By the time the SC consolidated the cases, took cognizance of the petitions, and
notified Atty. Renato G. Dela Cruz, Legal Officer of Manila, the original lawyers
were already deceased and Atty. Dela Cruz could not find the records of the
cases. Atty. Tajonera took over when Atty. Dela Cruz failed to comply with the
Show Cause Order of the SC.
RULING OF THE SC:
SC dismissed case 1 for having become moot and academic, case 2 for failure of
the petitioners to file the proper legal fees.

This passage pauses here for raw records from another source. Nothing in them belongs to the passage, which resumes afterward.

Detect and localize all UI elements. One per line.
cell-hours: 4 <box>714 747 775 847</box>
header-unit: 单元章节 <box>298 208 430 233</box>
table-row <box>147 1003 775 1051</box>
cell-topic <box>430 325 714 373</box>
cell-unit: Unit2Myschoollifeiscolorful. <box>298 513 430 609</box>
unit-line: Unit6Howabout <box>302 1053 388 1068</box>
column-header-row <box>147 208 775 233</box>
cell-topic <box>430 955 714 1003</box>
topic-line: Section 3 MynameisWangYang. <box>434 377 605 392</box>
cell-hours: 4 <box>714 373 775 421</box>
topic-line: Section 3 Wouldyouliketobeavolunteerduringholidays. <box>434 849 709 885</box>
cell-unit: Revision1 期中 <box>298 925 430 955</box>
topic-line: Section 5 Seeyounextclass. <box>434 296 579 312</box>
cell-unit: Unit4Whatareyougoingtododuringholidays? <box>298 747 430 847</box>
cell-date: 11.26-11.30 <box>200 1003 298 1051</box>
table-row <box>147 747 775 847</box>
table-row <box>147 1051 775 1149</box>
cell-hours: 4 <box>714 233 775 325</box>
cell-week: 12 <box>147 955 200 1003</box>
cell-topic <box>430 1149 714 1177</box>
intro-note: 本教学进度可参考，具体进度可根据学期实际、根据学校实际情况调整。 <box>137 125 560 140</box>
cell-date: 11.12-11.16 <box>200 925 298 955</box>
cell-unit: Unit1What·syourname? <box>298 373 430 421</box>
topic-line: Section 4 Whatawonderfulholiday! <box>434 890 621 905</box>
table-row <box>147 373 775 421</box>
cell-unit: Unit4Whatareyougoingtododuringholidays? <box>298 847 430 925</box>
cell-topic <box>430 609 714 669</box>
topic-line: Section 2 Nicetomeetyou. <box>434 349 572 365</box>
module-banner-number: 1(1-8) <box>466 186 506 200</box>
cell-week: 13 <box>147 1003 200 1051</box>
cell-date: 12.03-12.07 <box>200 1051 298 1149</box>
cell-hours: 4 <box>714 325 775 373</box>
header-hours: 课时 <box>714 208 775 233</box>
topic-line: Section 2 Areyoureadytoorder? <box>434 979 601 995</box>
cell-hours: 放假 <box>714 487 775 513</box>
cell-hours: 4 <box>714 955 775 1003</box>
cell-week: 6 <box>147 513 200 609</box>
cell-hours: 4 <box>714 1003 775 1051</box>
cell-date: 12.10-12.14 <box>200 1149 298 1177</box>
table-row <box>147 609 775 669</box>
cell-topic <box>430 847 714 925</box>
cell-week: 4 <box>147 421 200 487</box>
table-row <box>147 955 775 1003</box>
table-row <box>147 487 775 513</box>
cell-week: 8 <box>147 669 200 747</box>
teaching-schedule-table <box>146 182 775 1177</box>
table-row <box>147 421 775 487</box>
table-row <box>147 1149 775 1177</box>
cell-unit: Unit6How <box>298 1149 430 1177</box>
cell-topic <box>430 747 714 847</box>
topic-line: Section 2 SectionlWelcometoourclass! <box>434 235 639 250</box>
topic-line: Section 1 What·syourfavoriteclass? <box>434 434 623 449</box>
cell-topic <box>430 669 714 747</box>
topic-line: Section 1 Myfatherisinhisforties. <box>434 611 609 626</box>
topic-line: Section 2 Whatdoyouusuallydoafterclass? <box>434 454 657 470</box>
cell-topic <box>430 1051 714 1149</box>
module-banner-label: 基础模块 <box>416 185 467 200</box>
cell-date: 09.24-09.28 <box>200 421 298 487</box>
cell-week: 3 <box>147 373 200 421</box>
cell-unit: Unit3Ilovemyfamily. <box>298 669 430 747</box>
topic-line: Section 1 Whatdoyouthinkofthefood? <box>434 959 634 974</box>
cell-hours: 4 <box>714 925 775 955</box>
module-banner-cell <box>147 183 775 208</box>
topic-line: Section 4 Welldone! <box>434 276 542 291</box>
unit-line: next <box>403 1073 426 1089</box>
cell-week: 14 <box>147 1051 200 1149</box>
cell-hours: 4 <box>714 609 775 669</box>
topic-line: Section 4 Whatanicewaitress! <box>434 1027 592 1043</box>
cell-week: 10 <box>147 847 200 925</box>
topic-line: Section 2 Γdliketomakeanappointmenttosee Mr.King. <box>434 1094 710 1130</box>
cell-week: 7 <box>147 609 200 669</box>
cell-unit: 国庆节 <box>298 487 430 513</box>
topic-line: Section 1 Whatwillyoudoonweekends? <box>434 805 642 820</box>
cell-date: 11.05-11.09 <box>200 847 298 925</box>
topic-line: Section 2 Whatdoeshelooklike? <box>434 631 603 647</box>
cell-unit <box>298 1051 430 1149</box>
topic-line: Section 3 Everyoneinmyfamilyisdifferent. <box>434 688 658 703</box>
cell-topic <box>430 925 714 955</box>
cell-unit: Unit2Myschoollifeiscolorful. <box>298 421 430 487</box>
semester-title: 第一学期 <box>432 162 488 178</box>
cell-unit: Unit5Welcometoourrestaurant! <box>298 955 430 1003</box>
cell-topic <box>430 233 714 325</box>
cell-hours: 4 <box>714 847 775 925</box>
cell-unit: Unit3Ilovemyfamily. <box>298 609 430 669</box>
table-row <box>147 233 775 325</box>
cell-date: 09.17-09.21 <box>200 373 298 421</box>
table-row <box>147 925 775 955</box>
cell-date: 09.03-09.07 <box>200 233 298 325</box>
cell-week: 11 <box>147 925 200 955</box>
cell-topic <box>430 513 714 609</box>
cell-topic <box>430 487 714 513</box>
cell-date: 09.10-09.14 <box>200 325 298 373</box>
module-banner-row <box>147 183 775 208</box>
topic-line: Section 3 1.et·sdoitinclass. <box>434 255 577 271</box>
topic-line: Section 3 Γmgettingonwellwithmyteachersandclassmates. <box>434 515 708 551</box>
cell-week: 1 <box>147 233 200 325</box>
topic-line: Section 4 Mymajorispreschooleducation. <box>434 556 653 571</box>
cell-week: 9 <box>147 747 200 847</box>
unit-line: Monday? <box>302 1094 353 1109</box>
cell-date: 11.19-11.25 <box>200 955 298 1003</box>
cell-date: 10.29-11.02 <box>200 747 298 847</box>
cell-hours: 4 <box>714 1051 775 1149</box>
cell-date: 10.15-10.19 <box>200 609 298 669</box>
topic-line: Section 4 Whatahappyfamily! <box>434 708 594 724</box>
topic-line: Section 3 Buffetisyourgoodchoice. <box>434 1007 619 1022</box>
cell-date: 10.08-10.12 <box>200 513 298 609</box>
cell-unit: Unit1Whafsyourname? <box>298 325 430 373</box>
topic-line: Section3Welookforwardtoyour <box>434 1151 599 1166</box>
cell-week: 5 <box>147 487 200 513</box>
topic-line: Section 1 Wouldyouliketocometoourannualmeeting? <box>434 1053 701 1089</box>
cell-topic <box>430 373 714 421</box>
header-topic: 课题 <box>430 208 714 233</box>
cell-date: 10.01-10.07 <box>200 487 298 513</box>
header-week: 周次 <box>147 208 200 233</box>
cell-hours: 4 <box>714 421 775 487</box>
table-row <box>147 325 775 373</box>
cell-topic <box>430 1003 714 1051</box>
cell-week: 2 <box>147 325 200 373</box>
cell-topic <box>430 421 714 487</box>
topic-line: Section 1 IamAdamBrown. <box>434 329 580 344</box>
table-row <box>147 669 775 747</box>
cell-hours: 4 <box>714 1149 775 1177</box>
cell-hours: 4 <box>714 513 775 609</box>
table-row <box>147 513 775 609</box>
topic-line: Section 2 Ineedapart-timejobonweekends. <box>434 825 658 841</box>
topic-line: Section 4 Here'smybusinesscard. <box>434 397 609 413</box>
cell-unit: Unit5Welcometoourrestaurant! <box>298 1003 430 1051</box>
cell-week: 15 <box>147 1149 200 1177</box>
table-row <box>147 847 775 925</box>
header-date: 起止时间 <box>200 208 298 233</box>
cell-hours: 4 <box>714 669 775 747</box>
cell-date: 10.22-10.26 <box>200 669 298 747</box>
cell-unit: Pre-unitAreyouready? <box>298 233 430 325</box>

On the merits of the 10 Petitions:


The Court ruled in favor of the petitioners and held that section 21(B) is
unconstitutional. It is a well-settled rule that although the power to tax is inherent
in the State, the same is not true for the LGUs to whome the power must be
delegated by Congress and must be exercised within the guidelines and
limitations that Congress may provide. Among the common limitations on the
taxing power of LGUs is Sec. 133 (j) of the LGC which states that unless otherwise
provdied, the taxing power of LGUs shall not extend to taxes on the gross
receipts of transportation contractors and persons engaged in the transportation
in the transportation of passengers or freight by hire and common carriers by air,
land or water, except as provided by in this Code.

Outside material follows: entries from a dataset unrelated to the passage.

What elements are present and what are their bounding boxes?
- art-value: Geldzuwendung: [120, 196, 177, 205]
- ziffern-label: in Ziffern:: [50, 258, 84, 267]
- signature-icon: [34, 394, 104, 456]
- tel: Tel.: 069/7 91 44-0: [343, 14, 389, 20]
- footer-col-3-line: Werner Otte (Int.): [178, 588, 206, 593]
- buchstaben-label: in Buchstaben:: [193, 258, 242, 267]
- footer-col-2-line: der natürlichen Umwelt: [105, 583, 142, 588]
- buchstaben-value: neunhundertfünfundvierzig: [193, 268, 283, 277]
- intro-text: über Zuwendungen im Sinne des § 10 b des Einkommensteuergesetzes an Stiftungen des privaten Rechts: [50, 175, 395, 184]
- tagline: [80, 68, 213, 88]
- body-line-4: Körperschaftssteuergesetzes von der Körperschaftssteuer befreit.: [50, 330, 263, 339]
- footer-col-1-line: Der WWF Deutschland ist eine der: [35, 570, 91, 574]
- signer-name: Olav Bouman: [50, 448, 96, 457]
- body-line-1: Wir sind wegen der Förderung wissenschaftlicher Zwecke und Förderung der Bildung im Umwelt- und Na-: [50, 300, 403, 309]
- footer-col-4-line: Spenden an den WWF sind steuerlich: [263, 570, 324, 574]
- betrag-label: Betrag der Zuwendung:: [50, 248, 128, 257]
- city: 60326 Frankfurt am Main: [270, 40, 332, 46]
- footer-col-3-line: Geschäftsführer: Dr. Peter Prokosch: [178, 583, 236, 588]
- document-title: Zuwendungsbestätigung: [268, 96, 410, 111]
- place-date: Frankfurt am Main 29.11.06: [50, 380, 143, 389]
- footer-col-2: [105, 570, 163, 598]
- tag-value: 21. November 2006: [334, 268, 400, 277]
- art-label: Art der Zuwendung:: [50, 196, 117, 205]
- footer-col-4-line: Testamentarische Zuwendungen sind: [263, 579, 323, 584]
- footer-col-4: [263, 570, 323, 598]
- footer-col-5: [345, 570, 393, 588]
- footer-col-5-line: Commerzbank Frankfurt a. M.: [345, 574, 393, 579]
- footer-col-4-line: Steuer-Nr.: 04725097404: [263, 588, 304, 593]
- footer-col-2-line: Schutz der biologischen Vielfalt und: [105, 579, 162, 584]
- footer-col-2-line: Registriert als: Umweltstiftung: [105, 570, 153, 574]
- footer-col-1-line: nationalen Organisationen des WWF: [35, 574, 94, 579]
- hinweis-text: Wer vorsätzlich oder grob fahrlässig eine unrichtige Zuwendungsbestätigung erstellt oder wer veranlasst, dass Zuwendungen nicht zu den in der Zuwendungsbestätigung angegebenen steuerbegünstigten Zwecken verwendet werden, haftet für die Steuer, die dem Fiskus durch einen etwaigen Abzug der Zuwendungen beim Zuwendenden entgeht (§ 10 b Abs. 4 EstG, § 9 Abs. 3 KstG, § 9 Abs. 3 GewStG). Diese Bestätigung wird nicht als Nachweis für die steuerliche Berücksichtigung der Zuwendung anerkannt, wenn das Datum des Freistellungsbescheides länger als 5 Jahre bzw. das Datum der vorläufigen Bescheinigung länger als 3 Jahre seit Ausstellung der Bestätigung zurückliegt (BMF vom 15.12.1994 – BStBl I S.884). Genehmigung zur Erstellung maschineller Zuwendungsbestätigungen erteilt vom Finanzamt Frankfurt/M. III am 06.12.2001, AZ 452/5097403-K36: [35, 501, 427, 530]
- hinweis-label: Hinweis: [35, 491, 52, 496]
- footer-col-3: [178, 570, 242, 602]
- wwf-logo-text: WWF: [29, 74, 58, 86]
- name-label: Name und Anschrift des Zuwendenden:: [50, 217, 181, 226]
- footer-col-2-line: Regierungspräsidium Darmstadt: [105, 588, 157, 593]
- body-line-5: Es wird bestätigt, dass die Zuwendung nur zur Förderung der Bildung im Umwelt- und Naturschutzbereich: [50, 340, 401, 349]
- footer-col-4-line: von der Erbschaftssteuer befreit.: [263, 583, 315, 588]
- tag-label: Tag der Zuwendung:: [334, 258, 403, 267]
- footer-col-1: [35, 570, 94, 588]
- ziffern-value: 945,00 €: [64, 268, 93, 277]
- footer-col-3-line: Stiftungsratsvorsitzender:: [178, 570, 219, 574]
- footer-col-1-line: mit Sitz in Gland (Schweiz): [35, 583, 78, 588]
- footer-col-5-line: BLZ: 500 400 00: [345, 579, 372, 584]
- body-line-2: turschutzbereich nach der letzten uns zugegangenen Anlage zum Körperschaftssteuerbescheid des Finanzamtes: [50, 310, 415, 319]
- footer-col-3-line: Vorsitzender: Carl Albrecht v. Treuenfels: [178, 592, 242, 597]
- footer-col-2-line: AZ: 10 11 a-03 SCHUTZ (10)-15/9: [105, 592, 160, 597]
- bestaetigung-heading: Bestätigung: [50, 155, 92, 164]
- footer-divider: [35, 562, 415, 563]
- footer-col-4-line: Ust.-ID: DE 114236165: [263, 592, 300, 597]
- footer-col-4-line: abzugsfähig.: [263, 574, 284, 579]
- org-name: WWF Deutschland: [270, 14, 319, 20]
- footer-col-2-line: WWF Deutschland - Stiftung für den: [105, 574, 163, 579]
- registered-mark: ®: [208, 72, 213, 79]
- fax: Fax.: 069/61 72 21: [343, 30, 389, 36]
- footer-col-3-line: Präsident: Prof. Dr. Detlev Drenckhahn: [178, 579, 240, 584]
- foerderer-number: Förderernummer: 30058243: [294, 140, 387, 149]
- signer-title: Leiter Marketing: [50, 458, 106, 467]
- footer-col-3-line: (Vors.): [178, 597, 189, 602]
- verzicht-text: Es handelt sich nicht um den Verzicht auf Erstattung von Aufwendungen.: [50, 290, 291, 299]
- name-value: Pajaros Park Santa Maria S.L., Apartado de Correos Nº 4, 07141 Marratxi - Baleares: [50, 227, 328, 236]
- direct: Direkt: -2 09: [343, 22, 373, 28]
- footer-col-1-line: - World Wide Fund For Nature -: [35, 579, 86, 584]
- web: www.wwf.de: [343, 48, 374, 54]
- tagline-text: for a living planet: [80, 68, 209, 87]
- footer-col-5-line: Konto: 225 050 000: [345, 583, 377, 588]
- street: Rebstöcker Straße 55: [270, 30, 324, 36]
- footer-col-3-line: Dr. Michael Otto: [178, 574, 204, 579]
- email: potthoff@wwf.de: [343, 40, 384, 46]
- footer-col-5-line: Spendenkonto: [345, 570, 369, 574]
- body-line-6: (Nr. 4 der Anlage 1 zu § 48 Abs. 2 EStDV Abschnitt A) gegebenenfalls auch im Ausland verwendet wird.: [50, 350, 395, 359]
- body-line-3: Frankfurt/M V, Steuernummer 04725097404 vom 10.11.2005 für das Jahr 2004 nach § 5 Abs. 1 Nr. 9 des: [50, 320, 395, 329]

SILKAIR VS. COMMISSIONER OF INTERNAL REVENUE


Facts:
Petitioner, Silkair (Singapore) Pte. Ltd. (Silkair), a corporation organized under the
laws of Singapore which has a Philippine representative office, is an online
international air carrier operating the Singapore-Cebu-Davao-Singapore,
Singapore-Davao-Cebu-Singapore, and Singapore-Cebu-Singapore routes.
On December 19, 2001, Silkair filed with the Bureau of Internal Revenue (BIR) a
written application for the refund of P4,567,450.79 excise taxes it claimed to
have paid on its purchases of jet fuel from Petron Corporation from January to
June 2000.
As the BIR had not yet acted on the application as of December 26, 2001, Silkair
filed a Petition for Review before the CTA following Commissioner of Internal
Revenue v. Victorias Milling Co., Inc., et al.
The Second Division of the CTA denied Silkair's petition on the ground that as the
exicse tax was imposed on Petron Corporation as the manufacturer of petroleum
products, any claim from refund should be filed by the latter; and when the
burden of tax is shifted to the purchaser, the amount passed on to it is no longer
a tax but becomes an added cost of the goods purchased. CTA denied the motion
for reconsideration of SILKAIR and the latter filed a petition for review with the
SC.
HELD:
The petition must fail. Silkair bases its claim for refund or tax credit on Section
135 (b) of the NIRC of 1997 which reads
Sec. 135. Petroleum Products sold to International Carriers and Exempt Entities of
Agencies. Petroleum products sold to the following are exempt from excise tax:

(b) Exempt entities or agencies covered by tax treaties, conventions, and other
international agreements for their use and consumption: Provided, however, That
the country of said foreign international carrier or exempt entities or agencies
exempts from similar taxes petroleum products sold to Philippine carriers, entities
or agencies;
The proper party to question, or seek a refund of, an indirect tax is the statutory
taxpayer, the person on whom the tax is imposed by law and who paid the same
even if he shifts the burden thereof to another.
The proper party to question, or seek a refund of, an indirect tax is the statutory
taxpayer, the person on whom the tax is imposed by law and who paid the same
even if he shifts the burden thereof to another.
The exemption granted under Section 135 (b) of the NIRC of 1997 and Article 4(2)
of the Air Transport Agreement between RP and Singapore cannot, without a clear
showing of legislative intent, be construed as including indirect taxes. Statutes
granting tax exemptions must be construed in strictissimi juris against the
taxpayer and liberally in favor of the taxing authority.